If there's a default thing I want to do, it's “make this poem funny and ____.” Funny and poignant, funny and creepy, funny and sociopolitically relevant, whatever. At the risk of getting slightly confessional and slightly arrogant, one of the things that keeps me going is that I can make people laugh, and I know it. But even if I could explain how to do it, I'm not sure I would. If I make the blank portion of the equation genuine, the humor seems to creep in on its own. And I'd like to tell you what I think of irony, but unfortunately I don't know what irony is.


Recently, in celebration of National Poetry Prompt Appreciation Day, you posted some excellent prompts on your blog. How do you feel about prompts, and would you mind sharing a few of those here?

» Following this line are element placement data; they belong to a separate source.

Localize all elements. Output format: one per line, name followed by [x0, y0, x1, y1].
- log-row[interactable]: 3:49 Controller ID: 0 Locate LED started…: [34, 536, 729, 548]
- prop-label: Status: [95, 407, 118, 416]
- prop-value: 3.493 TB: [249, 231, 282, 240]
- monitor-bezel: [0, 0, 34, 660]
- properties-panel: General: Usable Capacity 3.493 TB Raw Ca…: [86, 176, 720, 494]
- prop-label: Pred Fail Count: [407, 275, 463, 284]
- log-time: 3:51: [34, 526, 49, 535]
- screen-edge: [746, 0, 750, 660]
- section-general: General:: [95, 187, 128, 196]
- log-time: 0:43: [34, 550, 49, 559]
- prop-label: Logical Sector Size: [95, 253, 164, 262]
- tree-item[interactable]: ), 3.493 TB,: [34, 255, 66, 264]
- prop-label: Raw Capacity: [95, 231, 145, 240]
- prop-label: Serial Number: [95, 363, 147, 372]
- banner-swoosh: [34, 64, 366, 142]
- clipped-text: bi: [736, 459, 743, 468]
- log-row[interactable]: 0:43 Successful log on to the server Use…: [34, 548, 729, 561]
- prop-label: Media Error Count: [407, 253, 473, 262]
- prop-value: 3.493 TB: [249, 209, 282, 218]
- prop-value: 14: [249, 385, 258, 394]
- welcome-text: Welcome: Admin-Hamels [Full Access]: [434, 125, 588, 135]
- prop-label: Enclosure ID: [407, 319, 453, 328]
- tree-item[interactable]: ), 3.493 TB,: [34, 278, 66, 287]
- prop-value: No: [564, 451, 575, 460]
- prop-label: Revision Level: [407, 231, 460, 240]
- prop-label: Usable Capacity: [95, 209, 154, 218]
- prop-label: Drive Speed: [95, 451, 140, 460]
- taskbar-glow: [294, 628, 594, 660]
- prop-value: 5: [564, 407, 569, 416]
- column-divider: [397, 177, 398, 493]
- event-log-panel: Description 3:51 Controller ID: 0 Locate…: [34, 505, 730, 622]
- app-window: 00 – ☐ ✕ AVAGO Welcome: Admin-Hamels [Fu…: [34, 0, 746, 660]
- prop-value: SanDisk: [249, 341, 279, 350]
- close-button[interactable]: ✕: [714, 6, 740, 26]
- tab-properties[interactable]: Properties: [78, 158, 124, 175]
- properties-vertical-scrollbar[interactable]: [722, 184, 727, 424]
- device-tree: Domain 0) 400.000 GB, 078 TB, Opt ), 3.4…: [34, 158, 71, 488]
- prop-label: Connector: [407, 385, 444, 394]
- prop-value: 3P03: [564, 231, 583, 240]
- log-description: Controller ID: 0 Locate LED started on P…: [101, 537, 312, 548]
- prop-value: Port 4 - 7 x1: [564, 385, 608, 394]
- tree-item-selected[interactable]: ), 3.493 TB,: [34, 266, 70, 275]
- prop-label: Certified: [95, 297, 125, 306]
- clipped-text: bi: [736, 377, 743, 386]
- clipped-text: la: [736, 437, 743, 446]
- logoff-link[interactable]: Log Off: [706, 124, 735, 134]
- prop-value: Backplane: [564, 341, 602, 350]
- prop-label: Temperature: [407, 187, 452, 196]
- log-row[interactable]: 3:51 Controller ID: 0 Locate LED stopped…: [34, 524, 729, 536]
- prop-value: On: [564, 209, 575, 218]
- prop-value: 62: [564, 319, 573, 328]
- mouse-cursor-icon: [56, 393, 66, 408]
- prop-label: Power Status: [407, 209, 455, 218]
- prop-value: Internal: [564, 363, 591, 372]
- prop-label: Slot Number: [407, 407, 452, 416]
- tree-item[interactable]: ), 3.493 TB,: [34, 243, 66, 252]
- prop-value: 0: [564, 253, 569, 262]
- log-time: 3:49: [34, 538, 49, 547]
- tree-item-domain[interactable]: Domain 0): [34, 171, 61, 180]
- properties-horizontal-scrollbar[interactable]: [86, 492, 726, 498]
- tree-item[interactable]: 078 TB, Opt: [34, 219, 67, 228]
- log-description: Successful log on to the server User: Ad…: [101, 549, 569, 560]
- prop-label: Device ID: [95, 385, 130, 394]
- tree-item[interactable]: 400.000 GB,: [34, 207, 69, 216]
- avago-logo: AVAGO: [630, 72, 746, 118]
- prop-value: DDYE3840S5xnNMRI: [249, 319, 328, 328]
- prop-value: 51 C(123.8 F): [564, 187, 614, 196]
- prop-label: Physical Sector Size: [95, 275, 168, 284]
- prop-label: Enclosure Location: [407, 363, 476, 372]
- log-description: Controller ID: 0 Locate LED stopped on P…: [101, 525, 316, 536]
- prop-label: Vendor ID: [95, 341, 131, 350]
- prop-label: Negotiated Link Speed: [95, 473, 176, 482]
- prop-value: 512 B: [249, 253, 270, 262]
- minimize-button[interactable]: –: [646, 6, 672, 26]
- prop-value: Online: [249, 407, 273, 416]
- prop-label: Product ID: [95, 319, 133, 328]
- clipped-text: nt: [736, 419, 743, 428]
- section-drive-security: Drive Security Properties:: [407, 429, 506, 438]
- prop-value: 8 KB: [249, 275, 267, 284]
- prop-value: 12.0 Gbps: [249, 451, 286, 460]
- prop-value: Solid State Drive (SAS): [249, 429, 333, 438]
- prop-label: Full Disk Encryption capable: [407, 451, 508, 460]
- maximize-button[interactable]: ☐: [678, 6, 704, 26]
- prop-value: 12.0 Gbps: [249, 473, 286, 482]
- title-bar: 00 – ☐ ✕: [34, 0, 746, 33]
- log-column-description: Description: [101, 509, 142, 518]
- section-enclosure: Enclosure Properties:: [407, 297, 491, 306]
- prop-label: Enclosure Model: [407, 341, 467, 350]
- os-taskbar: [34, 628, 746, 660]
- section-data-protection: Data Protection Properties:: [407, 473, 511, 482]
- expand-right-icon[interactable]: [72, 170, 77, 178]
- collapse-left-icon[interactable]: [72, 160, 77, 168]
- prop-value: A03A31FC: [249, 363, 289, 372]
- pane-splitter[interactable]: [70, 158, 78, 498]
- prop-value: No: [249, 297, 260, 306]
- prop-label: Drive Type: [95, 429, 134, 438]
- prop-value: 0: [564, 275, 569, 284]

I'm not quite anti-prompt, but anytime I try to write to one, I find that the goodness really happens when I abandon or negate it. The only kind of prompt I really don't like is the overly restrictive. You know, “Write a dramatic monologue in the voice of a rosebush, using terza rima , the word ‘echolocation,' and a twist ending.” (Watch someone try that now.) Here are three of my favorites from the post you mention—I hope they leave plenty of wiggle room:

  • Write a poem that functions as a map.
  • Make an unsupportable assertion, then support it.
  • Write a beautiful poem with a spiteful persona.

If anyone actually creates a viable poem using any of these, I expect full credit as Prompt Creator. Or at least you can e-mail me and let me know.


Finally, what three pieces of advice would you give to an undergraduate Intro to Poetry Writing class filled with students who are writing their first poems since scribbling in notebooks in junior high?

So you saved the question I'm least qualified to answer for last. I'll give it a shot anyway.

  1. Read all the poetry you can, both classic and contemporary. If you're not a reader, you're not going to be a writer.
  2. Learn all the elements that go into a poem before you try to write a whole poem. The first step in an Intro to Drawing class wouldn't be “Draw a picture, and we'll all critique it.”
  3. Write what you enjoy and enjoy what you write.

A few of you may be taking this because you think it's an easy credit. The accuracy of that belief aside, here are pointers for you too.

  1. Poetry is completely subjective and there's no real way to determine its quality, so anyone who criticizes your poems has something against you personally.
  2. Poetry is all about self-expression, so none of your drafts should take longer than five minutes to write or require any editing.
  3. Be sure to participate in class by asking your teacher if you can get extra credit for going to on-campus poetry readings.


Thank you for your thoughts and advice, Steve, and very best wishes to you and your poems.